夜闇


闇の中で槍を振り抜く。確かな手応えとともに高く跳べば、もうなんの音もしなかった。今日は跳ねれば跳ねるほど月が近い。頭が揺らぐほど明るい。

草を踏みしめて来た道を戻ると、林の奥から見慣れた影がゆらりと現れる。夜に溶けそうな髪が薄青くなびく。

「ようジュディ、夜の散歩か?」

「魔物の咆哮が聞こえたから、気になって」

「そりゃご苦労さん、でも一人で行くことなかっただろ」

「あら、そういうあなたも、行ってきたんでしょう?」

ユーリは参ったな、というように薄く笑った。

「オレのは肩慣らし程度だって」

「私もよ」

疑う言葉を返すこともなく、ただそっか、と静かに私を見つめる。大きな影が私たちを覆ったかと思うと、ふいに月明かりが陰って辺りの闇は一気に濃くなる。

「……血の匂いがするわ」

光を知覚できなくなって、ふと感じた。

「オレか? それともジュディ?」

「わからないわ」

ユーリの表情すらかすかにしか見えない中では、返り血や傷の場所を確かめられない。じっと目を凝らしても、自分が本当に彼を見ているのかわからなくなった。夜の中に見出した幻覚にとらわれているような、そんな気持ちになった。

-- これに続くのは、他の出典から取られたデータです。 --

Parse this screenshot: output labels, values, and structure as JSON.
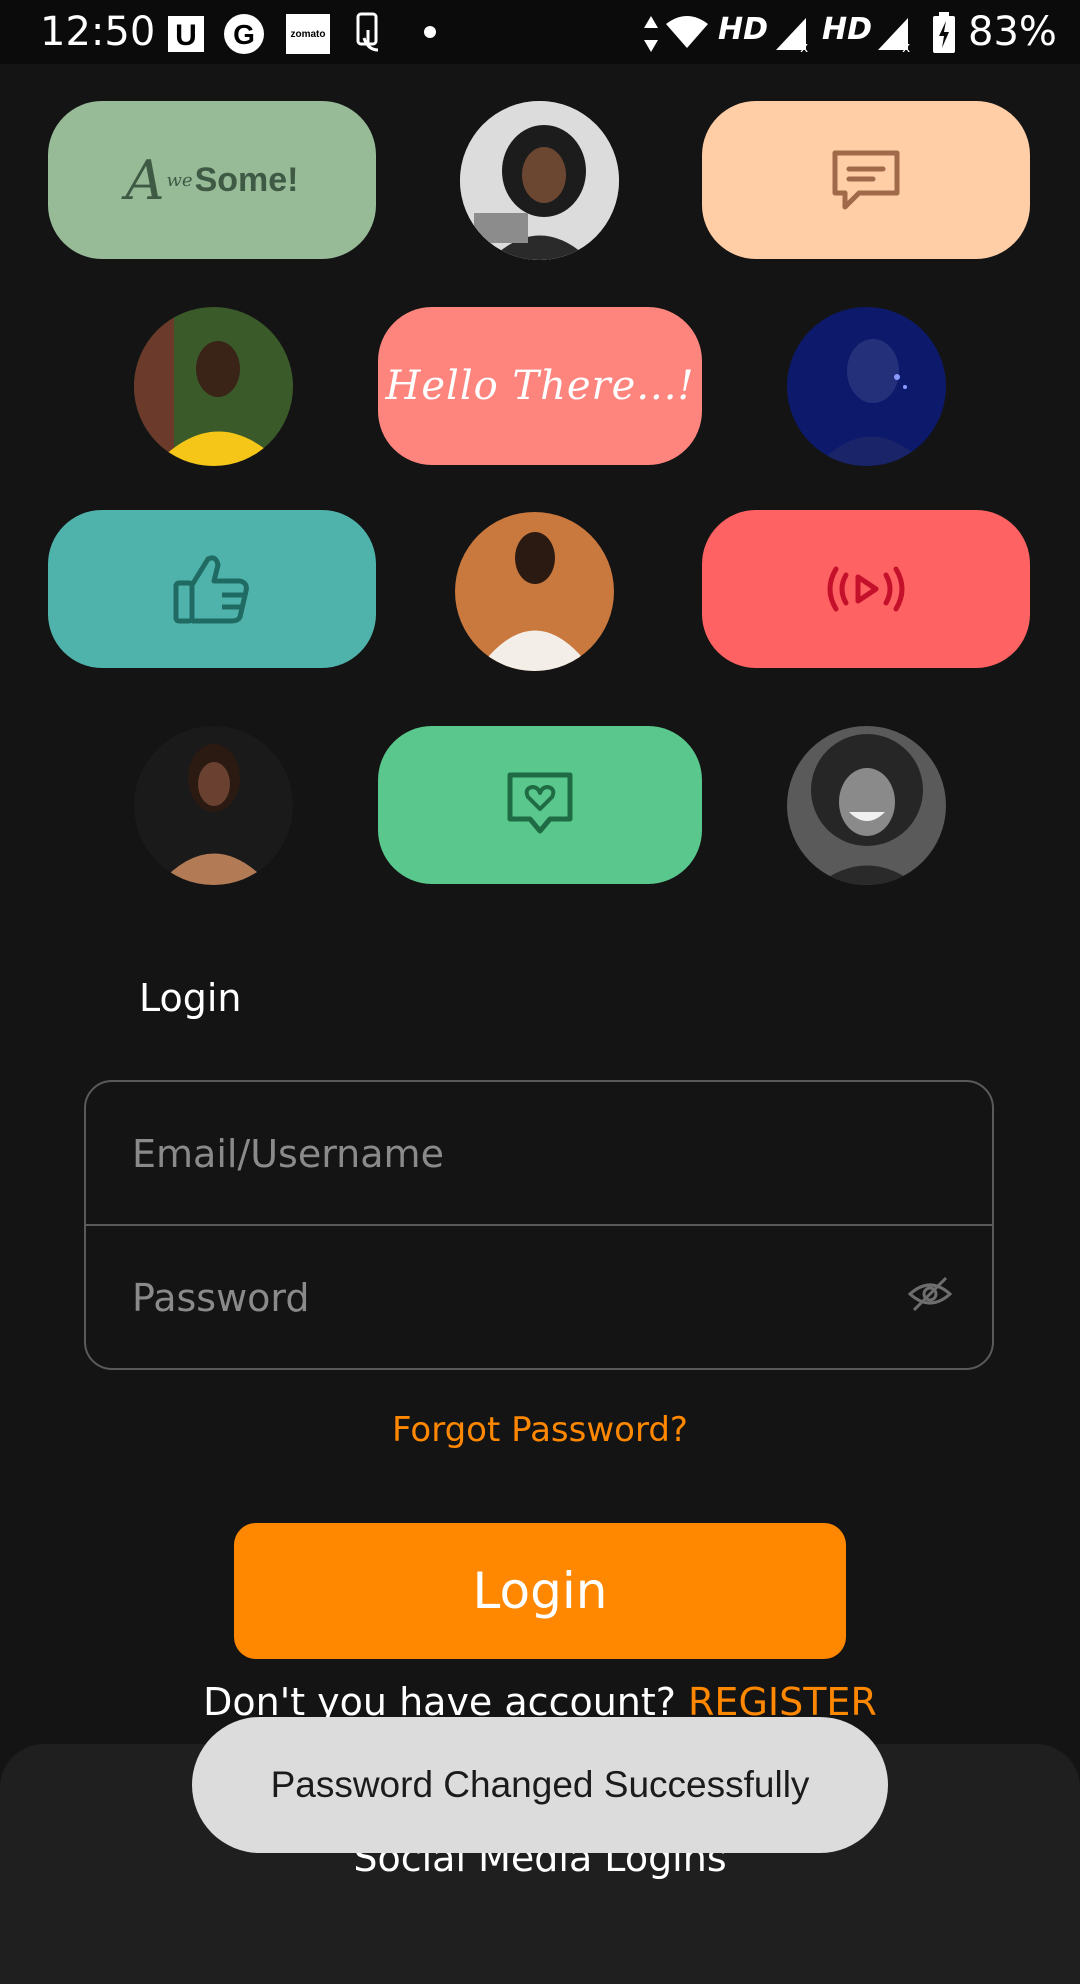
{
  "status_bar": {
    "time": "12:50",
    "network_label_1": "HD",
    "network_label_2": "HD",
    "battery": "83%",
    "notification_icons": [
      "u-app-icon",
      "google-icon",
      "zomato-icon",
      "touch-icon",
      "dot-icon"
    ],
    "zomato_text": "zomato"
  },
  "tiles": {
    "awesome_script": "A",
    "awesome_small": "we",
    "awesome_text": "Some!",
    "hello_text": "Hello There...!",
    "colors": {
      "sage": "#97bb97",
      "peach": "#ffcda6",
      "salmon": "#fd857e",
      "teal": "#50b3ab",
      "red": "#fe6262",
      "green": "#5ac78d",
      "orange": "#ff8800"
    }
  },
  "login": {
    "heading": "Login",
    "email_placeholder": "Email/Username",
    "password_placeholder": "Password",
    "forgot_password": "Forgot Password?",
    "login_button": "Login",
    "no_account_text": "Don't you have account? ",
    "register_link": "REGISTER"
  },
  "bottom_sheet": {
    "title": "Social Media Logins"
  },
  "toast": {
    "message": "Password Changed Successfully"
  }
}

「こりゃ、二人とも水浴びしてから帰ったほうがいいか?」

「……そうね、私が見張りをするから、あなたもお願いね」

「ま、そうだよな」

ちょっと残念そうな顔をするのが可笑しかった。ユーリがくるりと先に林の奥へ歩き出そうとして、喉の奥がぎゅっと狭くなる。二歩、三歩、開いていく距離に、転びそうな勢いで彼の腕を掴んでいた。

「どうした?」

振り向いた彼の顔を穴があくほど見つめてしまう。

「震えてるわ」

少し不思議そうな顔をしたあと、そうかもな、とうなずく。

「夜は冷えるしな」

そう言われて、夜風が少しだけ冷たかったことに気付く。ユーリの腕はほんのり温かくさらりとしていた。すぐに離そうと思ったのに、できなかった。彼のおぼろげな表情からも目が離せなかった。だんだんと視界いっぱいに広がる。呑み込まれるような気持ちで、私は安心して目を閉じた。ふたたびわずかに現れた月光がちらりと踊ったのも、彼の体で隠れて見えなくなった。